Suppr超能文献

分箱数据可更好地对可穿戴设备中缺失时间序列数据进行插补。

Binned Data Provide Better Imputation of Missing Time Series Data from Wearables.

机构信息

Rhenix Lifesciences, Hyderabad 500038, India.

Department of BioSciences and BioEngineering, Indian Institute of Technology, Guwahati 781039, India.

出版信息

Sensors (Basel). 2023 Jan 28;23(3):1454. doi: 10.3390/s23031454.

Abstract

The presence of missing values in a time-series dataset is a very common and well-known problem. Various statistical and machine learning methods have been developed to overcome this problem, with the aim of filling in the missing values in the data. However, the performances of these methods vary widely, showing a high dependence on the type of data and correlations within the data. In our study, we performed some of the well-known imputation methods, such as expectation maximization, k-nearest neighbor, iterative imputer, random forest, and simple imputer, to impute missing data obtained from smart, wearable health trackers. In this manuscript, we proposed the use of data binning for imputation. We showed that the use of data binned around the missing time interval provides a better imputation than the use of a whole dataset. Imputation was performed for 15 min and 1 h of continuous missing data. We used a dataset with different bin sizes, such as 15 min, 30 min, 45 min, and 1 h, and we carried out evaluations using root mean square error (RMSE) values. We observed that the expectation maximization algorithm worked best for the use of binned data. This was followed by the simple imputer, iterative imputer, and k-nearest neighbor, whereas the random forest method had no effect on data binning during imputation. Moreover, the smallest bin sizes of 15 min and 1 h were observed to provide the lowest RMSE values for the majority of the time frames during the imputation of 15 min and 1 h of missing data, respectively.
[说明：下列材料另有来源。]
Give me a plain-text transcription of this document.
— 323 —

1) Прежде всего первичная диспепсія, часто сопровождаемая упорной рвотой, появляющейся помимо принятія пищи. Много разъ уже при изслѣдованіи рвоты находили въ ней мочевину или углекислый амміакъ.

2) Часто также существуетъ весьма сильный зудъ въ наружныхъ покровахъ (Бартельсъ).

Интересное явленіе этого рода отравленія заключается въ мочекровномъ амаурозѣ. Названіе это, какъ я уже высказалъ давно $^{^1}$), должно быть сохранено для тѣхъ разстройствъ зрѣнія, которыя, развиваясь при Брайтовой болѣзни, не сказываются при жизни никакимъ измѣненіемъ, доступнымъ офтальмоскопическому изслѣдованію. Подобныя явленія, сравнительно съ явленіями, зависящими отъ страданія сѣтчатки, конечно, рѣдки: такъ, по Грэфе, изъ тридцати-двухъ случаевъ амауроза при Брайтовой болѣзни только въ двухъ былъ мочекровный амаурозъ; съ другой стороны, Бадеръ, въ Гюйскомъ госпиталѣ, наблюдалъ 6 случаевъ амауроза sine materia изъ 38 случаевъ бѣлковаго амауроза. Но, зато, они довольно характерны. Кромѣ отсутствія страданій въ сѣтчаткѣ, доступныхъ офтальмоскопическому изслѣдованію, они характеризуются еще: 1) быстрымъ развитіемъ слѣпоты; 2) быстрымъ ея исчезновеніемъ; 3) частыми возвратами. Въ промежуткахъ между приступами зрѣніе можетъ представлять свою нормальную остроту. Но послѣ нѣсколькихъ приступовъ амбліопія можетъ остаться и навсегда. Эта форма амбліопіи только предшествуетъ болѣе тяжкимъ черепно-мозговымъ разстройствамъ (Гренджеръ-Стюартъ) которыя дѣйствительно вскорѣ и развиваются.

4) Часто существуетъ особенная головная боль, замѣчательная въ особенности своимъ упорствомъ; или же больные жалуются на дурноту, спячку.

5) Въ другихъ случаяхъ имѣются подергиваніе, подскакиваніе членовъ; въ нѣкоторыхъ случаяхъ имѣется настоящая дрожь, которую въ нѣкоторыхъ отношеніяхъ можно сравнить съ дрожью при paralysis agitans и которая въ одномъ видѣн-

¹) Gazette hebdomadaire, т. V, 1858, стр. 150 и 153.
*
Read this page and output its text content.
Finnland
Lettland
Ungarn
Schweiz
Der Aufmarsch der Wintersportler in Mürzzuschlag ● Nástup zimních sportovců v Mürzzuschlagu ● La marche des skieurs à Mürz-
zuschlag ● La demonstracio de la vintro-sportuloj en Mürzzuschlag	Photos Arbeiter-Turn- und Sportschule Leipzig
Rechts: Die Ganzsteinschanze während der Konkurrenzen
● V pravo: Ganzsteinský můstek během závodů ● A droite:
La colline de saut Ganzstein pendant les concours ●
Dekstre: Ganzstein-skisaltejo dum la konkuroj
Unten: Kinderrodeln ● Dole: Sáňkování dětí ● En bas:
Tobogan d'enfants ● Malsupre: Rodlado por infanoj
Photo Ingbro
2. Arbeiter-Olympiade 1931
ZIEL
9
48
Although applicable to digital health data, we think that this method will also find applicability in other domains.

摘要

在时间序列数据集存在缺失值是一个非常常见和熟知的问题。已经开发了各种统计和机器学习方法来克服这个问题,目的是填补数据中的缺失值。然而,这些方法的性能差异很大,表现出对数据类型和数据内部相关性的高度依赖。在我们的研究中,我们对一些知名的插补方法进行了研究,如期望最大化、k-最近邻、迭代插补、随机森林和简单插补,以插补从智能可穿戴健康追踪器中获得的缺失数据。在本文中,我们提出了使用数据分箱进行插补。我们表明,在缺失时间间隔周围使用数据分箱提供了比使用整个数据集更好的插补。对 15 分钟和 1 小时的连续缺失数据进行了插补。我们使用了不同的分箱大小数据集,如 15 分钟、30 分钟、45 分钟和 1 小时,并使用均方根误差(RMSE)值进行了评估。我们观察到,期望最大化算法在使用分箱数据方面效果最好。其次是简单插补、迭代插补和 k-最近邻,而随机森林方法在插补期间对数据分箱没有影响。此外,对于 15 分钟和 1 小时缺失数据的插补,观察到最小的分箱大小为 15 分钟和 1 小时,分别为大多数时间帧提供了最低的 RMSE 值。虽然适用于数字健康数据,但我们认为该方法也将在其他领域找到适用性。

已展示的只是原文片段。